## THE WISDOM OF TAO

He who knows other men is discerning; he who knows himself is intelligent. He who overcomes others is strong; he who overcomes himself is mighty.

## Wednesday, October 29, 2008

### So you can't think of how you would ever use Math?

How about if it made you a million bucks? Think back on those really long Math problems you worked on. You eventually were able to solve it, right? ("Am I right or am I right?")

well this one will take just a bit longer but there is a huge payoff. So break out your pencils, and don't look in the back of the book for the answer until you have arrived at your own answer.

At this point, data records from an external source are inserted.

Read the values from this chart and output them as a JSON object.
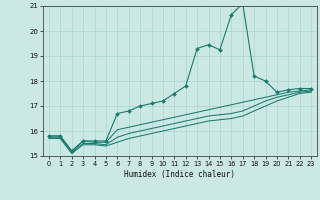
{
  "xlabel": "Humidex (Indice chaleur)",
  "bg_color": "#cce8e4",
  "line_color": "#1a7a6e",
  "grid_color": "#aad4d0",
  "xmin": 0,
  "xmax": 23,
  "ymin": 15,
  "ymax": 21,
  "vals1": [
    15.8,
    15.8,
    15.2,
    15.6,
    15.6,
    15.6,
    16.7,
    16.8,
    17.0,
    17.1,
    17.2,
    17.5,
    17.8,
    19.3,
    19.45,
    19.25,
    20.65,
    21.1,
    18.2,
    18.0,
    17.55,
    17.65,
    17.7,
    17.7
  ],
  "vals2": [
    15.8,
    15.8,
    15.2,
    15.6,
    15.55,
    15.55,
    16.05,
    16.15,
    16.25,
    16.35,
    16.45,
    16.55,
    16.65,
    16.75,
    16.85,
    16.95,
    17.05,
    17.15,
    17.25,
    17.35,
    17.45,
    17.55,
    17.6,
    17.65
  ],
  "vals3": [
    15.75,
    15.75,
    15.15,
    15.5,
    15.5,
    15.45,
    15.75,
    15.9,
    16.0,
    16.1,
    16.2,
    16.3,
    16.4,
    16.5,
    16.6,
    16.65,
    16.7,
    16.8,
    17.0,
    17.2,
    17.35,
    17.45,
    17.55,
    17.6
  ],
  "vals4": [
    15.7,
    15.7,
    15.1,
    15.45,
    15.45,
    15.4,
    15.55,
    15.7,
    15.8,
    15.9,
    16.0,
    16.1,
    16.2,
    16.3,
    16.4,
    16.45,
    16.5,
    16.6,
    16.8,
    17.0,
    17.2,
    17.35,
    17.5,
    17.55
  ]
}
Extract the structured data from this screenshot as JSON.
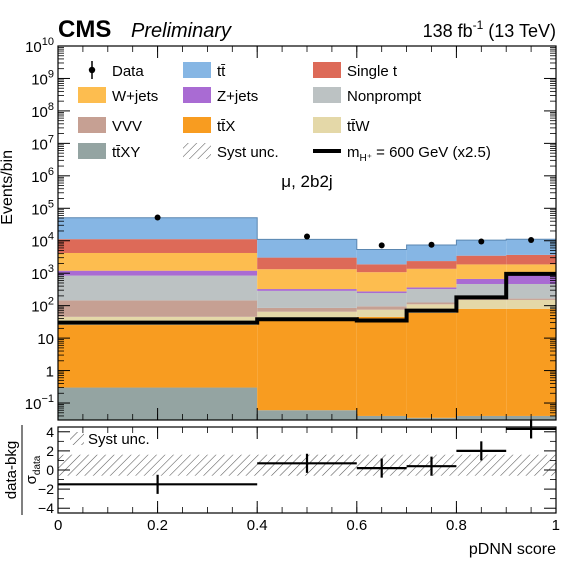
{
  "header": {
    "experiment": "CMS",
    "status": "Preliminary",
    "lumi_value": "138 fb",
    "lumi_exp": "-1",
    "energy": "(13 TeV)"
  },
  "chart_data": [
    {
      "type": "bar",
      "panel": "main",
      "stacked": true,
      "log_y": true,
      "ylabel": "Events/bin",
      "ylim": [
        0.03,
        10000000000.0
      ],
      "xlim": [
        0,
        1
      ],
      "annotation": "μ, 2b2j",
      "bin_edges": [
        0,
        0.4,
        0.6,
        0.7,
        0.8,
        0.9,
        1.0
      ],
      "y_ticks": [
        {
          "value": 0.1,
          "base": "10",
          "exp": "−1"
        },
        {
          "value": 1,
          "base": "1",
          "exp": ""
        },
        {
          "value": 10,
          "base": "10",
          "exp": ""
        },
        {
          "value": 100,
          "base": "10",
          "exp": "2"
        },
        {
          "value": 1000,
          "base": "10",
          "exp": "3"
        },
        {
          "value": 10000,
          "base": "10",
          "exp": "4"
        },
        {
          "value": 100000,
          "base": "10",
          "exp": "5"
        },
        {
          "value": 1000000,
          "base": "10",
          "exp": "6"
        },
        {
          "value": 10000000,
          "base": "10",
          "exp": "7"
        },
        {
          "value": 100000000,
          "base": "10",
          "exp": "8"
        },
        {
          "value": 1000000000,
          "base": "10",
          "exp": "9"
        },
        {
          "value": 10000000000,
          "base": "10",
          "exp": "10"
        }
      ],
      "stack_order": [
        "tt̄XY",
        "tt̄X",
        "tt̄W",
        "VVV",
        "Nonprompt",
        "Z+jets",
        "W+jets",
        "Single t",
        "tt̄"
      ],
      "series": [
        {
          "name": "tt̄XY",
          "color": "#94a4a2",
          "values": [
            0.3,
            0.06,
            0.04,
            0.035,
            0.04,
            0.04
          ]
        },
        {
          "name": "tt̄X",
          "color": "#f89c20",
          "values": [
            25,
            35,
            45,
            60,
            80,
            80
          ]
        },
        {
          "name": "tt̄W",
          "color": "#e4d8a8",
          "values": [
            20,
            30,
            30,
            50,
            70,
            70
          ]
        },
        {
          "name": "VVV",
          "color": "#c6a093",
          "values": [
            100,
            20,
            20,
            15,
            15,
            15
          ]
        },
        {
          "name": "Nonprompt",
          "color": "#bcc2c3",
          "values": [
            700,
            200,
            150,
            200,
            300,
            300
          ]
        },
        {
          "name": "Z+jets",
          "color": "#a96bd3",
          "values": [
            350,
            40,
            30,
            40,
            200,
            400
          ]
        },
        {
          "name": "W+jets",
          "color": "#fdbd4f",
          "values": [
            3000,
            1000,
            800,
            1000,
            1200,
            1000
          ]
        },
        {
          "name": "Single t",
          "color": "#dd6a58",
          "values": [
            7000,
            1700,
            800,
            1000,
            1600,
            1800
          ]
        },
        {
          "name": "tt̄",
          "color": "#86b6e4",
          "values": [
            40000,
            8000,
            3500,
            5000,
            7000,
            7500
          ]
        }
      ],
      "signal": {
        "name": "m_H⁺ = 600 GeV (x2.5)",
        "color": "#000000",
        "values": [
          30,
          38,
          35,
          70,
          180,
          950
        ]
      },
      "data": {
        "name": "Data",
        "x": [
          0.2,
          0.5,
          0.65,
          0.75,
          0.85,
          0.95
        ],
        "values": [
          52000,
          13500,
          7200,
          7500,
          9500,
          10500
        ]
      },
      "legend": [
        {
          "label": "Data",
          "kind": "data"
        },
        {
          "label": "tt̄",
          "kind": "fill",
          "color": "#86b6e4"
        },
        {
          "label": "Single t",
          "kind": "fill",
          "color": "#dd6a58"
        },
        {
          "label": "W+jets",
          "kind": "fill",
          "color": "#fdbd4f"
        },
        {
          "label": "Z+jets",
          "kind": "fill",
          "color": "#a96bd3"
        },
        {
          "label": "Nonprompt",
          "kind": "fill",
          "color": "#bcc2c3"
        },
        {
          "label": "VVV",
          "kind": "fill",
          "color": "#c6a093"
        },
        {
          "label": "tt̄X",
          "kind": "fill",
          "color": "#f89c20"
        },
        {
          "label": "tt̄W",
          "kind": "fill",
          "color": "#e4d8a8"
        },
        {
          "label": "tt̄XY",
          "kind": "fill",
          "color": "#94a4a2"
        },
        {
          "label": "Syst unc.",
          "kind": "hatch"
        },
        {
          "label": "m",
          "sub": "H⁺",
          "suffix": " = 600 GeV (x2.5)",
          "kind": "line"
        }
      ]
    },
    {
      "type": "scatter",
      "panel": "ratio",
      "xlabel": "pDNN score",
      "ylabel_top": "data-bkg",
      "ylabel_bottom_sym": "σ",
      "ylabel_bottom_sub": "data",
      "ylim": [
        -4.5,
        4.5
      ],
      "y_ticks": [
        -4,
        -2,
        0,
        2,
        4
      ],
      "y_tick_labels": [
        "−4",
        "−2",
        "0",
        "2",
        "4"
      ],
      "x_ticks": [
        0,
        0.2,
        0.4,
        0.6,
        0.8,
        1.0
      ],
      "x_tick_labels": [
        "0",
        "0.2",
        "0.4",
        "0.6",
        "0.8",
        "1"
      ],
      "syst_band": [
        -0.6,
        1.6
      ],
      "syst_label": "Syst unc.",
      "points": [
        {
          "x": 0.2,
          "xlo": 0.0,
          "xhi": 0.4,
          "y": -1.5,
          "err": 1.0
        },
        {
          "x": 0.5,
          "xlo": 0.4,
          "xhi": 0.6,
          "y": 0.7,
          "err": 1.0
        },
        {
          "x": 0.65,
          "xlo": 0.6,
          "xhi": 0.7,
          "y": 0.2,
          "err": 1.0
        },
        {
          "x": 0.75,
          "xlo": 0.7,
          "xhi": 0.8,
          "y": 0.4,
          "err": 1.0
        },
        {
          "x": 0.85,
          "xlo": 0.8,
          "xhi": 0.9,
          "y": 2.0,
          "err": 1.0
        },
        {
          "x": 0.95,
          "xlo": 0.9,
          "xhi": 1.0,
          "y": 4.3,
          "err": 1.0
        }
      ]
    }
  ]
}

The Riemann hypothesis, along with suitable generalizations, is considered by many mathematicians to be the most important unresolved problem in pure mathematics. First formulated by Bernhard Riemann in 1859, it has withstood concentrated efforts from many outstanding mathematicians for almost 150 years.

The Riemann hypothesis (RH) is a conjecture about the distribution of the zeros of the Riemann zeta-function ζ(s). The Riemann zeta-function is defined for all complex numbers s ≠ 1. It has zeros at the negative even integers (i.e. at s = −2, s = −4, s = −6, ...). These are called the trivial zeros. The Riemann hypothesis is concerned with the non-trivial zeros, and states that:

The real part of any non-trivial zero of the Riemann zeta function is ½.

Thus the non-trivial zeros should lie on the so-called critical line, ½ + it, where t is a real number and i is the imaginary unit. The Riemann zeta-function along the critical line is sometimes studied in terms of the Z-function, whose real zeros correspond to the zeros of the zeta-function on the critical line.

The Riemann hypothesis implies a large body of other important results. Most mathematicians believe the Riemann hypothesis to be true. A \$1,000,000 prize has been offered by the Clay Mathematics Institute for the first correct proof.

P.S. if you solve this, not only do you get the money but you would be awarded a PHD from any university you wanted.